这个标题为“亚洲可持续和负责任的天然橡胶种植和投资”的在线地图工具，包括两个主要部分：“橡胶利润和生物多样性保护”和“风险、社会经济因素和历史橡胶价格”。

The main user interface looks like the graph (Fig 2). There are 4 theme graphs and maps.

主用户界面看起来像图表（见图2）。有4个主题图和地图。

p1_section intro

Fig. 2. The main user interface of the online map tool.

图2：在线地图工具的主要用户界面。包括上图可见的“简介”，“第一部分”，“第二部分”，和“社交媒体分享”。

. Section 1 第一部分内容

This graph tells the correlation between “Minimum Profitable Rubber (USD/kg)” (the x-axis of the graph, and “Biodiversity (total species number)” in 2736 county that planted natural rubber trees in eight countries in tropical Asia. There are 4312 counties in total, and in this map tool, we only present county that has the natural rubber cultivated.
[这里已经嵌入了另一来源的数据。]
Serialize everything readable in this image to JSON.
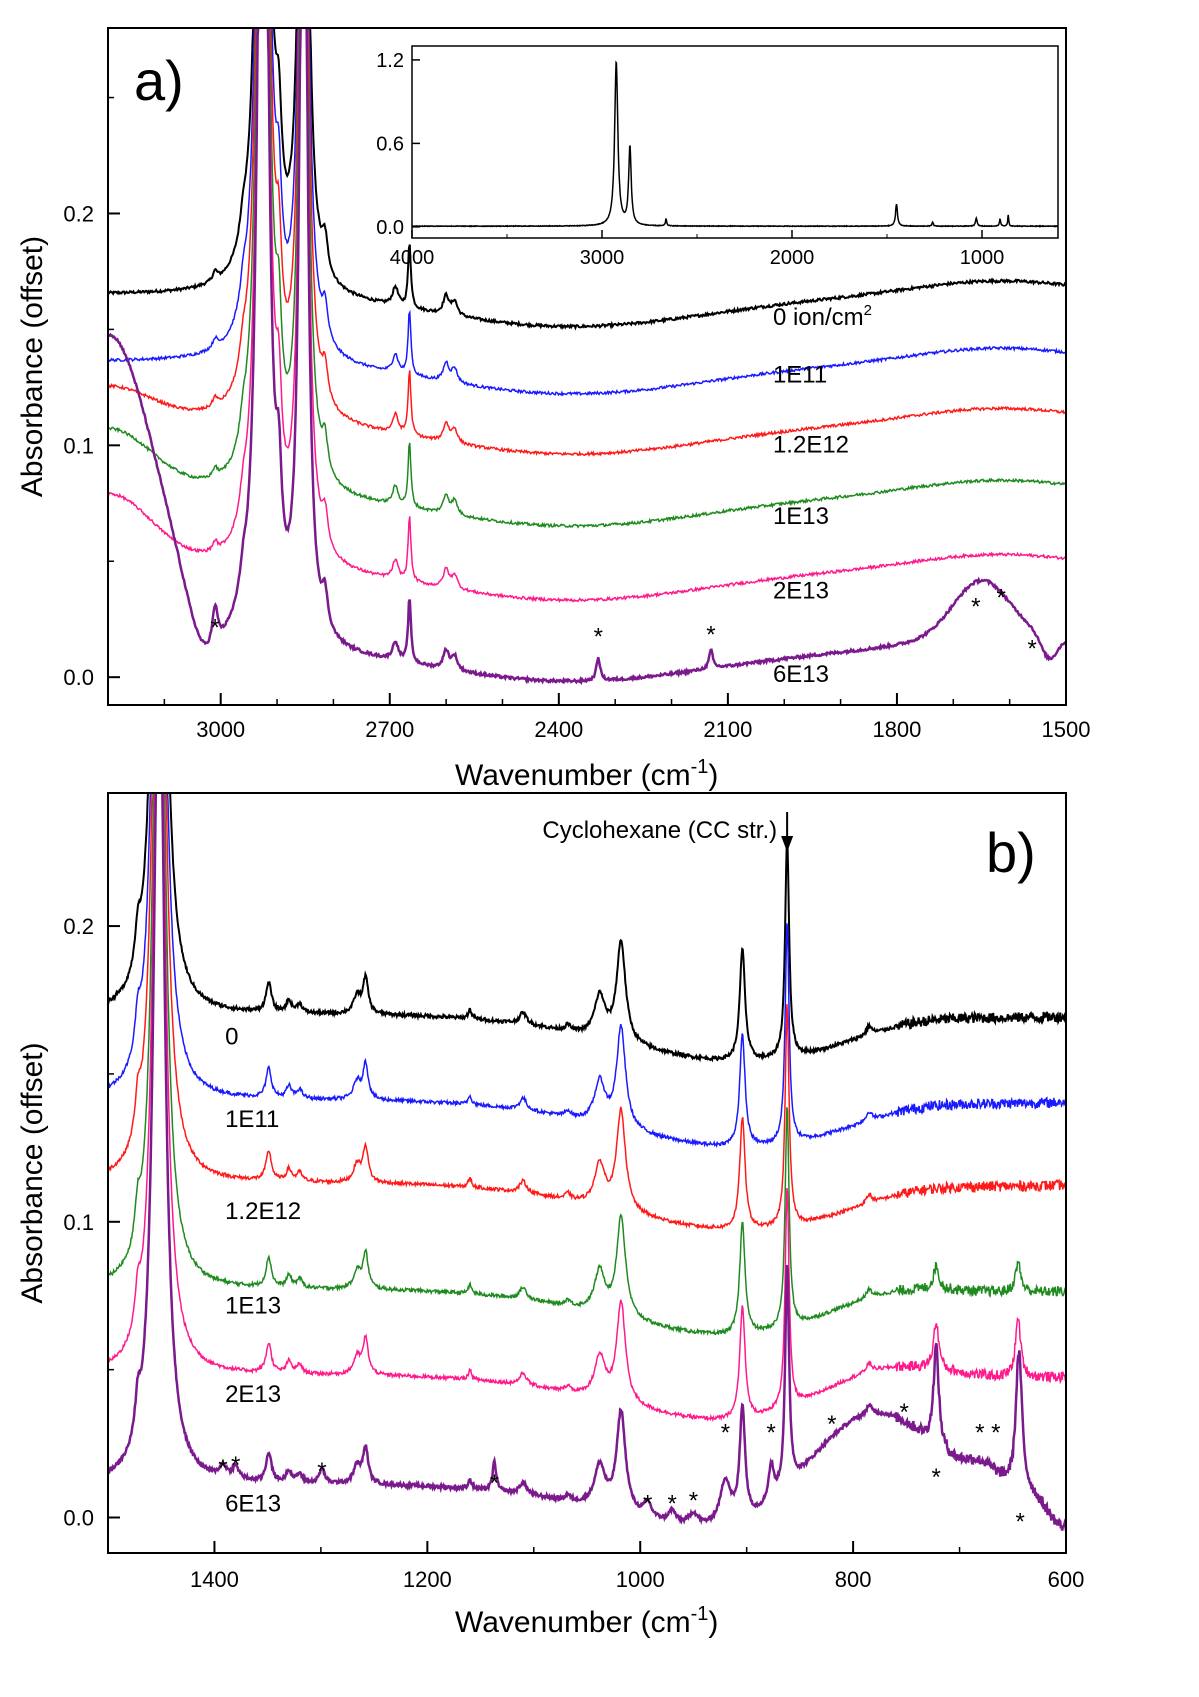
{
  "chart_data": [
    {
      "type": "line",
      "panel_label": "a)",
      "xlabel": "Wavenumber (cm",
      "xlabel_sup": "-1",
      "xlabel_end": ")",
      "ylabel": "Absorbance (offset)",
      "xlim": [
        3200,
        1500
      ],
      "ylim": [
        -0.012,
        0.28
      ],
      "xticks": [
        {
          "v": 3000,
          "t": "3000"
        },
        {
          "v": 2700,
          "t": "2700"
        },
        {
          "v": 2400,
          "t": "2400"
        },
        {
          "v": 2100,
          "t": "2100"
        },
        {
          "v": 1800,
          "t": "1800"
        },
        {
          "v": 1500,
          "t": "1500"
        }
      ],
      "yticks": [
        {
          "v": 0.0,
          "t": "0.0"
        },
        {
          "v": 0.1,
          "t": "0.1"
        },
        {
          "v": 0.2,
          "t": "0.2"
        }
      ],
      "series": [
        {
          "name": "0 ion/cm²",
          "label": "0 ion/cm",
          "label_sup": "2",
          "color": "#000000",
          "offset": 0.165,
          "label_x": 2020,
          "label_y": 0.152,
          "width": 2
        },
        {
          "name": "1E11",
          "label": "1E11",
          "label_sup": "",
          "color": "#1a1aff",
          "offset": 0.136,
          "label_x": 2020,
          "label_y": 0.127,
          "width": 1.5
        },
        {
          "name": "1.2E12",
          "label": "1.2E12",
          "label_sup": "",
          "color": "#ff1a1a",
          "offset": 0.11,
          "label_x": 2020,
          "label_y": 0.097,
          "width": 1.5
        },
        {
          "name": "1E13",
          "label": "1E13",
          "label_sup": "",
          "color": "#1f8a1f",
          "offset": 0.079,
          "label_x": 2020,
          "label_y": 0.066,
          "width": 1.5
        },
        {
          "name": "2E13",
          "label": "2E13",
          "label_sup": "",
          "color": "#ff1a8c",
          "offset": 0.047,
          "label_x": 2020,
          "label_y": 0.034,
          "width": 1.5
        },
        {
          "name": "6E13",
          "label": "6E13",
          "label_sup": "",
          "color": "#7b1a8c",
          "offset": 0.012,
          "label_x": 2020,
          "label_y": -0.002,
          "width": 2.5
        }
      ],
      "stars": [
        {
          "x": 3010,
          "y": 0.018
        },
        {
          "x": 2330,
          "y": 0.014
        },
        {
          "x": 2130,
          "y": 0.015
        },
        {
          "x": 1660,
          "y": 0.027
        },
        {
          "x": 1615,
          "y": 0.031
        },
        {
          "x": 1560,
          "y": 0.009
        }
      ],
      "inset": {
        "xlim": [
          4000,
          600
        ],
        "ylim": [
          -0.08,
          1.3
        ],
        "xticks": [
          {
            "v": 4000,
            "t": "4000"
          },
          {
            "v": 3000,
            "t": "3000"
          },
          {
            "v": 2000,
            "t": "2000"
          },
          {
            "v": 1000,
            "t": "1000"
          }
        ],
        "yticks": [
          {
            "v": 0.0,
            "t": "0.0"
          },
          {
            "v": 0.6,
            "t": "0.6"
          },
          {
            "v": 1.2,
            "t": "1.2"
          }
        ],
        "peaks": [
          {
            "x": 2925,
            "a": 1.18,
            "w": 10
          },
          {
            "x": 2853,
            "a": 0.56,
            "w": 8
          },
          {
            "x": 2663,
            "a": 0.05,
            "w": 4
          },
          {
            "x": 1450,
            "a": 0.16,
            "w": 6
          },
          {
            "x": 1260,
            "a": 0.03,
            "w": 4
          },
          {
            "x": 1030,
            "a": 0.06,
            "w": 5
          },
          {
            "x": 905,
            "a": 0.05,
            "w": 4
          },
          {
            "x": 862,
            "a": 0.08,
            "w": 3
          }
        ]
      }
    },
    {
      "type": "line",
      "panel_label": "b)",
      "xlabel": "Wavenumber (cm",
      "xlabel_sup": "-1",
      "xlabel_end": ")",
      "ylabel": "Absorbance (offset)",
      "xlim": [
        1500,
        600
      ],
      "ylim": [
        -0.012,
        0.245
      ],
      "xticks": [
        {
          "v": 1400,
          "t": "1400"
        },
        {
          "v": 1200,
          "t": "1200"
        },
        {
          "v": 1000,
          "t": "1000"
        },
        {
          "v": 800,
          "t": "800"
        },
        {
          "v": 600,
          "t": "600"
        }
      ],
      "yticks": [
        {
          "v": 0.0,
          "t": "0.0"
        },
        {
          "v": 0.1,
          "t": "0.1"
        },
        {
          "v": 0.2,
          "t": "0.2"
        }
      ],
      "annotation": "Cyclohexane (CC str.)",
      "annotation_x": 862,
      "series": [
        {
          "name": "0",
          "label": "0",
          "color": "#000000",
          "offset": 0.17,
          "label_x": 1390,
          "label_y": 0.16,
          "width": 2
        },
        {
          "name": "1E11",
          "label": "1E11",
          "color": "#1a1aff",
          "offset": 0.141,
          "label_x": 1390,
          "label_y": 0.132,
          "width": 1.5
        },
        {
          "name": "1.2E12",
          "label": "1.2E12",
          "color": "#ff1a1a",
          "offset": 0.113,
          "label_x": 1390,
          "label_y": 0.101,
          "width": 1.5
        },
        {
          "name": "1E13",
          "label": "1E13",
          "color": "#1f8a1f",
          "offset": 0.077,
          "label_x": 1390,
          "label_y": 0.069,
          "width": 1.5
        },
        {
          "name": "2E13",
          "label": "2E13",
          "color": "#ff1a8c",
          "offset": 0.048,
          "label_x": 1390,
          "label_y": 0.039,
          "width": 1.5
        },
        {
          "name": "6E13",
          "label": "6E13",
          "color": "#7b1a8c",
          "offset": 0.011,
          "label_x": 1390,
          "label_y": 0.002,
          "width": 2.5
        }
      ],
      "stars": [
        {
          "x": 1392,
          "y": 0.014
        },
        {
          "x": 1380,
          "y": 0.015
        },
        {
          "x": 1299,
          "y": 0.013
        },
        {
          "x": 1137,
          "y": 0.009
        },
        {
          "x": 993,
          "y": 0.002
        },
        {
          "x": 970,
          "y": 0.002
        },
        {
          "x": 950,
          "y": 0.003
        },
        {
          "x": 920,
          "y": 0.026
        },
        {
          "x": 877,
          "y": 0.026
        },
        {
          "x": 820,
          "y": 0.029
        },
        {
          "x": 752,
          "y": 0.033
        },
        {
          "x": 681,
          "y": 0.026
        },
        {
          "x": 666,
          "y": 0.026
        },
        {
          "x": 722,
          "y": 0.011
        },
        {
          "x": 643,
          "y": -0.004
        }
      ]
    }
  ]
}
这张图显示了亚洲热带地区八个国家种植天然橡胶树的2736个县的最低橡胶成本（美元/千克）（图的X轴）和生物多样性（总种数）之间的关系。共有4312个县，在这个地图工具中，我们只提供了有天然橡胶种植的2736县相关的内容。

p1_section intro_high

Fig. 3. How to read and use the data from the first graph. Each dot/circle represents a county, the color, and size of it indicates the area of natural rubber are planted. When you move your mouse closer to the dot, you will see “(2.34, 552) 400000 ha @ Xishuangbanna, China”, 2.34 is the minimum profitable rubber price (USD/kg), 552 is the total wildlife species including amphibians, reptiles, mammals, and birds. “400000 ha” is the total area of planted natural rubber plantation from satellite images between 2010 and 2013. “@ Xishuangbanna, China” is the geolocation of the county.

图3：如何阅读和使用第一个图中的数据。每个圆点/圆代表一个县，其颜色和大小表示天然橡胶种植面积。当你移动你的鼠标时，比如你会看到“（2.34，552）400000公顷的“西双版纳、中国”，2.34是最低盈利（成本）橡胶价格（美元/公斤），552是总的野生物种，包括两栖动物、爬行动物、哺乳动物和鸟类。“400000公顷”是2010～2013年间卫星影像种植天然橡胶种植园的总面积。“西双版纳、中国”是本县的地理位置。

Don’t be shy, please go ahead and play with the full-screen map here. The minimum profitable rubber price is the market price for national standard dry rubber products that would help you to start makes profits. For example, if the market price of natural rubber is 2.0 USD/kg in the county your rubber plantation located, but your minimum profitable rubber price is 2.5 USD/kg means you will lose money by just producing rubber products. However, if your minimum profitable rubber price is 1.5 USD/kg means you will still make about 0.5 USD/kg profit from your plantation.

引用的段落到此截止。